I had import the Dataset one time again. But with my edited aphabet, which contains (ä,ü,ö), that was my mistake.
I had found that by testing different alphabet’s. And I found out that (32,) is the number of letters in my edited alphabet version and (29,) the nummber of letters in the standard version.
And I haven’t had this Error again, but then came this Error:
ValueError: Alphabet cannot encode transcript “ich hoffe es” while processing sample “/media/sf_de/clips/common_voice_de_21632146.wav”, check that your alphabet contains all characters in the training corpus. Missing characters are: [’ ', ’ '].
lissyx
((slow to reply) [NOT PROVIDING SUPPORT])
4
And yet your command line does not show any specific alphabet being passed, which is consistent with your error.
The reason I’m asking is because obviously there is something wrong, so just telling us “I followed that doc” does not really help: we know the doc. Maybe you did something else, prior.
Like, have you checked what I said, about a prior checkpoint being reloaded automatically and that would have been produced with a different alphabet than yours?
I had saved the new alphabet to the same path like the old one was saved.
So I don’t had to add the “–alphabet_config_path” arrgument.
Yes, I understand your point.
I had remove all checkpoints in $USER/.local/share/deepspeech/checkpoints/.
Is there another path where they are stored, or do I need to enter any command to check this?
lissyx
((slow to reply) [NOT PROVIDING SUPPORT])
6
Do you mean you just did, or you did that prior to the error ?
That depends if you pass a specific checkpoint dir.
Sorry @lissyx,
I think I expressed myself wrong, I solved the error with (29,) and (32,) by replacing the English alphabet with the German one when importing.

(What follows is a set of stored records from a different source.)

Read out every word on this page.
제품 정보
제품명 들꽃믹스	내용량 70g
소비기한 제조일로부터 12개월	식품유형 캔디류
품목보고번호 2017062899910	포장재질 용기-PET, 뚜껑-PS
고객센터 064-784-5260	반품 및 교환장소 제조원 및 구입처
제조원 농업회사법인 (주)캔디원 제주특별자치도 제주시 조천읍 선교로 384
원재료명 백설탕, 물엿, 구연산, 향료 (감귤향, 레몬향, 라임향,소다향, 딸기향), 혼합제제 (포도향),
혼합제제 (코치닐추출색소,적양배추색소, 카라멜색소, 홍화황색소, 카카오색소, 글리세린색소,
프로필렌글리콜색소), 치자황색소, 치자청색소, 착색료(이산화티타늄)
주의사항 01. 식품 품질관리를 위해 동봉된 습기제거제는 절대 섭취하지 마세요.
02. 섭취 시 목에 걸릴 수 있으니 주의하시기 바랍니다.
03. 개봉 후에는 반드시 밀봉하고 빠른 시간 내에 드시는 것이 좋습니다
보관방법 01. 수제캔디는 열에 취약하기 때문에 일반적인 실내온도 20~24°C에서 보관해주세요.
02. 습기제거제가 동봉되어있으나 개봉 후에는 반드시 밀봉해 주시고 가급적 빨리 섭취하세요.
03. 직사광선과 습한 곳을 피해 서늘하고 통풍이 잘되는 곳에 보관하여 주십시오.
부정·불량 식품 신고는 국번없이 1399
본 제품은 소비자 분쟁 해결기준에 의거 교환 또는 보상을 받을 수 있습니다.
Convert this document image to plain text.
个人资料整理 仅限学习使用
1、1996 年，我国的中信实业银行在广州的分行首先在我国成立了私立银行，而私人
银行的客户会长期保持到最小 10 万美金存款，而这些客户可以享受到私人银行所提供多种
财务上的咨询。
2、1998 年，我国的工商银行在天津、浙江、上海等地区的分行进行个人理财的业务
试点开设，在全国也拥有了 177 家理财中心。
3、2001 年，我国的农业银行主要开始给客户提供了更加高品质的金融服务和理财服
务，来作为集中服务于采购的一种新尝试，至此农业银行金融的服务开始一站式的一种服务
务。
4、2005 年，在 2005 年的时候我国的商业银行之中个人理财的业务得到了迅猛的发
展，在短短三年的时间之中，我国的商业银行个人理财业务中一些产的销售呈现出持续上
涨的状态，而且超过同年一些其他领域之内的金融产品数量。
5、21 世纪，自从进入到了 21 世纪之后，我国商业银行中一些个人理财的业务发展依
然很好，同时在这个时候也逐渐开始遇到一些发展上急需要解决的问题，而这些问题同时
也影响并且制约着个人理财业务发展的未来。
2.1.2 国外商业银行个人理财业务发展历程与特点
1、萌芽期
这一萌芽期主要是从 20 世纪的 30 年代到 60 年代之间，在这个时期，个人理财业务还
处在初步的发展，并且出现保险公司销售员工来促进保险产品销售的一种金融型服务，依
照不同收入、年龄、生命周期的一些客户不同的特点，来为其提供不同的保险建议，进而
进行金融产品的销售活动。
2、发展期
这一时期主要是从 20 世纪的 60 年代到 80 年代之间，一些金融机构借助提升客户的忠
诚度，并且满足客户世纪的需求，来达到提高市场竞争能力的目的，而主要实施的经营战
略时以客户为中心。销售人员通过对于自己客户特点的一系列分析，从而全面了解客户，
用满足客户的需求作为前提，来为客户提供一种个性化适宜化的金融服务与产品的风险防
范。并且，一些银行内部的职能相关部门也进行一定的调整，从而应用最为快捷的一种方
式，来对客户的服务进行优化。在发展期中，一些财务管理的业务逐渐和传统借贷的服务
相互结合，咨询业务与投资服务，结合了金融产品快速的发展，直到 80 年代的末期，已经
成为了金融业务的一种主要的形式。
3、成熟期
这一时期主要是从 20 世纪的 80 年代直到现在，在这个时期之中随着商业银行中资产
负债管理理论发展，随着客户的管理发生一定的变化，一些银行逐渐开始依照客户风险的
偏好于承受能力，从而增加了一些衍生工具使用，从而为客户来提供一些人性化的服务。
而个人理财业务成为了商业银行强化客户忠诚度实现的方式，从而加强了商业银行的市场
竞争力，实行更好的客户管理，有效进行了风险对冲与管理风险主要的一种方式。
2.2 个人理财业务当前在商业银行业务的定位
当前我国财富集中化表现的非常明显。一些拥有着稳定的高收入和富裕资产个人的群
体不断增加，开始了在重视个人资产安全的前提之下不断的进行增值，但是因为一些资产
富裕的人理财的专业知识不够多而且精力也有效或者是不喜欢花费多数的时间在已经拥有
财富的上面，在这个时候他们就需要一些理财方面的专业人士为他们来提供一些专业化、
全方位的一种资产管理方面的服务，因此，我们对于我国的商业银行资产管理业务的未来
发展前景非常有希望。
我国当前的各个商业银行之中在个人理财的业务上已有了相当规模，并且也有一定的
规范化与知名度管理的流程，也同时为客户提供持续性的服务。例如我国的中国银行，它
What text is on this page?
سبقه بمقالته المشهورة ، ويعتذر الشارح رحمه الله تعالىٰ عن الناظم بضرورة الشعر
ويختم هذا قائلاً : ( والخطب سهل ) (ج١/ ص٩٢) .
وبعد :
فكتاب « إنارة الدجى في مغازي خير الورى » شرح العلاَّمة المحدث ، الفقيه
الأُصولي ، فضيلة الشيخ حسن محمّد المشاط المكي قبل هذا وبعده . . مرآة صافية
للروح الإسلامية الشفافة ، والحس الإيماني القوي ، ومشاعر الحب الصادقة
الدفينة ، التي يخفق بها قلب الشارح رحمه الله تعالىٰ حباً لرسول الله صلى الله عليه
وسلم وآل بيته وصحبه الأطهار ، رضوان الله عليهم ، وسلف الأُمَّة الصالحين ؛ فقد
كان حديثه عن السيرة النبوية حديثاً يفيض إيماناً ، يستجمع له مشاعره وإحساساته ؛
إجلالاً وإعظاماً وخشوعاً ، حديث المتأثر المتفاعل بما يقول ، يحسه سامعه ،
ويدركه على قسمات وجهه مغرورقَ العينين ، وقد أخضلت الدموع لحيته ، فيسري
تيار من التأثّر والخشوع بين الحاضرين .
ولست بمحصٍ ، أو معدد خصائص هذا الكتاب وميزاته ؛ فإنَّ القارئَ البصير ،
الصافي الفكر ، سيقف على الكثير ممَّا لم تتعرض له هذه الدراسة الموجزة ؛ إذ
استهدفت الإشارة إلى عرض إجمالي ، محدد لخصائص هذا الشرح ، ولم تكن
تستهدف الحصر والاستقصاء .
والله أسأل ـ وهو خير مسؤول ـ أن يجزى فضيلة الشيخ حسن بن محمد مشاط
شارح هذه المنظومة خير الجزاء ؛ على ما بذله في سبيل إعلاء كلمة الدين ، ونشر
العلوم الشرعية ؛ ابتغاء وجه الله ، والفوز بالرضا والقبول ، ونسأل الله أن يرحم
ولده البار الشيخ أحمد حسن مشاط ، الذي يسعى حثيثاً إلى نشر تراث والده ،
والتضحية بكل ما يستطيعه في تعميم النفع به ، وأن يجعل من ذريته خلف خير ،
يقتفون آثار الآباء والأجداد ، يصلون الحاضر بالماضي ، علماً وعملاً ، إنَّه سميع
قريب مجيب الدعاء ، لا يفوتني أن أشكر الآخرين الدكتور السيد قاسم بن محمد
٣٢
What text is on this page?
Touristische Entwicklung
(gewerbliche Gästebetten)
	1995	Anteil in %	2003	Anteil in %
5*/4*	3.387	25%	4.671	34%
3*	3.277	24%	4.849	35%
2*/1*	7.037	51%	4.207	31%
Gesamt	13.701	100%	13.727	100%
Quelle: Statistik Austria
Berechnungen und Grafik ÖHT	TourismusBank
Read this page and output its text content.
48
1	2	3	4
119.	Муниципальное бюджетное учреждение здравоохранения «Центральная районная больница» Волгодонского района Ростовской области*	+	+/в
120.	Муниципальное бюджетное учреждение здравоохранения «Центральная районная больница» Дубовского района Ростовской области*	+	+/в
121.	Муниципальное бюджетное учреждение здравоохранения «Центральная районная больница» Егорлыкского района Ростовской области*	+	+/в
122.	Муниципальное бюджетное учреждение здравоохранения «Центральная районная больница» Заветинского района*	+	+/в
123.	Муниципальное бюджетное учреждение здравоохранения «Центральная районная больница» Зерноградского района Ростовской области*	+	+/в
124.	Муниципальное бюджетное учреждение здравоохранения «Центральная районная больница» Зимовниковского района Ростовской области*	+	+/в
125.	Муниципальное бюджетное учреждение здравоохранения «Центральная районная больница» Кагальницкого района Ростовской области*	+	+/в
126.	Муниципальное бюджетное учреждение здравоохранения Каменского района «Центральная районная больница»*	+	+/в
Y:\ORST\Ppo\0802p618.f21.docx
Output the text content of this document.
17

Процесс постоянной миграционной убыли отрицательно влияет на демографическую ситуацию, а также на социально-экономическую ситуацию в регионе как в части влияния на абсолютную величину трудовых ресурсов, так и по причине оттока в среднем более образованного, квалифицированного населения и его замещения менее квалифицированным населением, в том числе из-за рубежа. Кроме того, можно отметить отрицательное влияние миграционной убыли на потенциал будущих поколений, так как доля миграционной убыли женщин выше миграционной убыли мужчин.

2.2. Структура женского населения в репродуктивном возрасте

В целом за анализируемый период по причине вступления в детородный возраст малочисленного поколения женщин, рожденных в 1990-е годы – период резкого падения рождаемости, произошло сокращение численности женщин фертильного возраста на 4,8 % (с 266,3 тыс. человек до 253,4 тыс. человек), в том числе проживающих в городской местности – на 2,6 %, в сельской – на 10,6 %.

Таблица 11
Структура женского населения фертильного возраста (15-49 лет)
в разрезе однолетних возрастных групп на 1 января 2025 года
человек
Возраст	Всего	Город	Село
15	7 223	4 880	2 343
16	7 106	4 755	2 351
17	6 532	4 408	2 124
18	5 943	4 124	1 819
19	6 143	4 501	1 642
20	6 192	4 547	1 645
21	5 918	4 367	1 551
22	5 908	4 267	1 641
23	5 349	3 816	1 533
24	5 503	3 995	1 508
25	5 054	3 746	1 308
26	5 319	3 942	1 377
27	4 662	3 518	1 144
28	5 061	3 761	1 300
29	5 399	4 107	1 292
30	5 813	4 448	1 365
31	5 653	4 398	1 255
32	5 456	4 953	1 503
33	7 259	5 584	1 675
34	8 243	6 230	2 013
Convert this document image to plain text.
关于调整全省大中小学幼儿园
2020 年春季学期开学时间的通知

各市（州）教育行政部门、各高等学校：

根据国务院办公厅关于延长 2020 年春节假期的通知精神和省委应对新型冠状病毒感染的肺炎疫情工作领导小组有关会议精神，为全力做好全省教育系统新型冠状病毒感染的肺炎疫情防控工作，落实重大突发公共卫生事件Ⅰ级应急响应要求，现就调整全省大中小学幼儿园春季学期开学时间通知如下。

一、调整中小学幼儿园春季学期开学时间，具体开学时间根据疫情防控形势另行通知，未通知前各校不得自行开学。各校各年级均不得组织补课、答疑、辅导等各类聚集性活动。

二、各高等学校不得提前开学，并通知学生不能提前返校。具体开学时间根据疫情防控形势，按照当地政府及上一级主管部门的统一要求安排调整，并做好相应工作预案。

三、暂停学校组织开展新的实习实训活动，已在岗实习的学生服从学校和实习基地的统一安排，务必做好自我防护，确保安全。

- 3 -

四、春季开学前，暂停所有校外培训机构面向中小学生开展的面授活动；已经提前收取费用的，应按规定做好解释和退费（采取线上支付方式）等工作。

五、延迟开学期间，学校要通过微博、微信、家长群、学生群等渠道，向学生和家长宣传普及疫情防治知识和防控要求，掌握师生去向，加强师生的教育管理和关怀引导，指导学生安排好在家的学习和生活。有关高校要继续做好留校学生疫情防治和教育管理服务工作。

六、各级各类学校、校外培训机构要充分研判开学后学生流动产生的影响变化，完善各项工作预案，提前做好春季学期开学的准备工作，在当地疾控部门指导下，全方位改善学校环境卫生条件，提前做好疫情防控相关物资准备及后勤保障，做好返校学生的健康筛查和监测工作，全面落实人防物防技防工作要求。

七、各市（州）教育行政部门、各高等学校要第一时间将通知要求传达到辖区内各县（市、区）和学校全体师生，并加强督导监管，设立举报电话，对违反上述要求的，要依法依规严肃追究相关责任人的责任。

Now I stuck with this Error:
But I think for this I should open a new discussion. Right?
Thanks for helping.
lissyx
((slow to reply) [NOT PROVIDING SUPPORT])
10
Ok, I was mislead and thought you still had the error
Well, it looks like your alphabet does not match what you have in your data, you need to fix that as well. Likely you have some UTF-8 non breaking space?
I’dont know what was wrong, but now I had used check_characters.py from deepspeech 0.6.1 and compared that to my alphabet. It looks same. I do Copy&Paste and now it works. Maybe you were right.
I am also facing the same error related to outer layer shape mismatch.
This is the way I am trying to replace the hindi alphabet file with the english one and provide pre-trained deepspeech model for initialisation.
You don’t give much information, but it says above that you can’t change the alphabet for a trained model. I guess you did change that? Hard to tell without the error msg and some more info.